We have already a few years ago started with machine learning to enable faster due diligence or documents review and we are using AI for simulating dawn-raids and forensic exercises. Now with the fast development of generative AI systems several other opportunities have opened up.

GenAI and its capacity to ingest and analyse vast amounts of data, including case law and regulatory updates, enables to extract information, saving valuable time for legal professionals.

By using natural language processing and machine learning, GenAI can provide comprehensive legal summaries. AI and GenAI will also help to significantly mitigate the risk of oversight or non-compliance in respect of anti-money laundering obligations and much more.

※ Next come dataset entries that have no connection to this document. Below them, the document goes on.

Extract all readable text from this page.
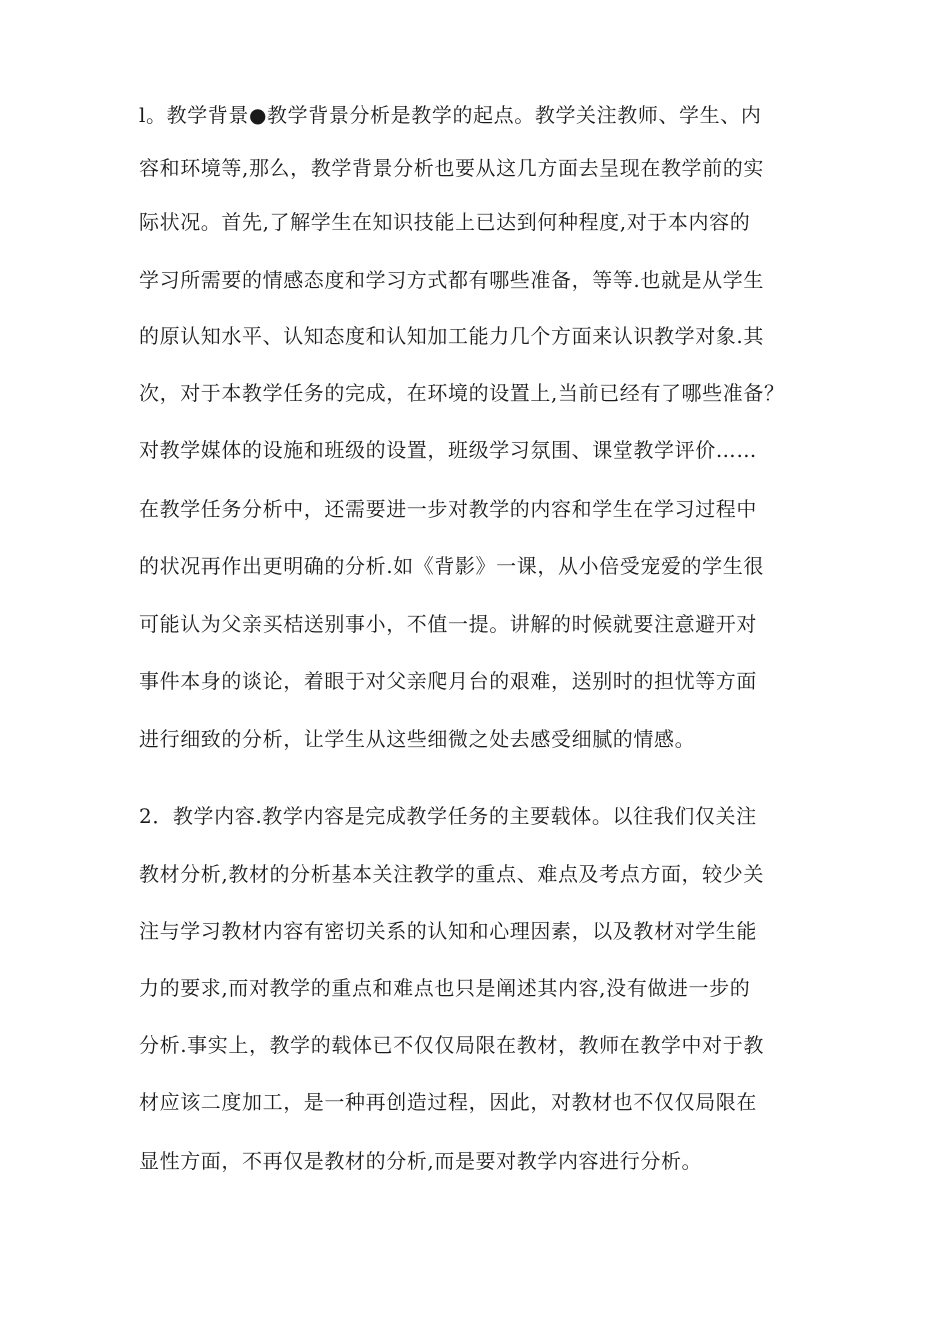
l。教学背景●教学背景分析是教学的起点。教学关注教师、学生、内
容和环境等,那么，教学背景分析也要从这几方面去呈现在教学前的实
际状况。首先,了解学生在知识技能上已达到何种程度,对于本内容的
学习所需要的情感态度和学习方式都有哪些准备，等等.也就是从学生
的原认知水平、认知态度和认知加工能力几个方面来认识教学对象.其
次，对于本教学任务的完成，在环境的设置上,当前已经有了哪些准备？
对教学媒体的设施和班级的设置，班级学习氛围、课堂教学评价……
在教学任务分析中，还需要进一步对教学的内容和学生在学习过程中
的状况再作出更明确的分析.如《背影》一课，从小倍受宠爱的学生很
可能认为父亲买桔送别事小，不值一提。讲解的时候就要注意避开对
事件本身的谈论，着眼于对父亲爬月台的艰难，送别时的担忧等方面
进行细致的分析，让学生从这些细微之处去感受细腻的情感。
2．教学内容.教学内容是完成教学任务的主要载体。以往我们仅关注
教材分析,教材的分析基本关注教学的重点、难点及考点方面，较少关
注与学习教材内容有密切关系的认知和心理因素，以及教材对学生能
力的要求,而对教学的重点和难点也只是阐述其内容,没有做进一步的
分析.事实上，教学的载体已不仅仅局限在教材，教师在教学中对于教
材应该二度加工，是一种再创造过程，因此，对教材也不仅仅局限在
显性方面，不再仅是教材的分析,而是要对教学内容进行分析。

However, this requires having very well-structured and a huge volume of data and most importantly to ensure that data is properly protected. No one wants to face the risk of accidental exposure of internal information.

There are other challenges such as the cost of GenAI which must not be underestimated and of course one of the key challenges of the future which is ensuring a proper training for the next generation. How will you ensure that a young generation is trained to challenge what AI has produced? How will you ensure they will become expert in their domain if AI can generate for them texts or clauses after they have made a prompt?

In addition, we must be very cautious for legal research we are all aware that legal references could have been created by the AI itself. In June this year a US judge-imposed sanctions on two New York lawyers who submitted a legal brief that included six fictitious case citations generated by an AI system.

In conclusion, generative AI is a great opportunity, but the importance of ethical considerations must be taken into account as well as data protection aspects.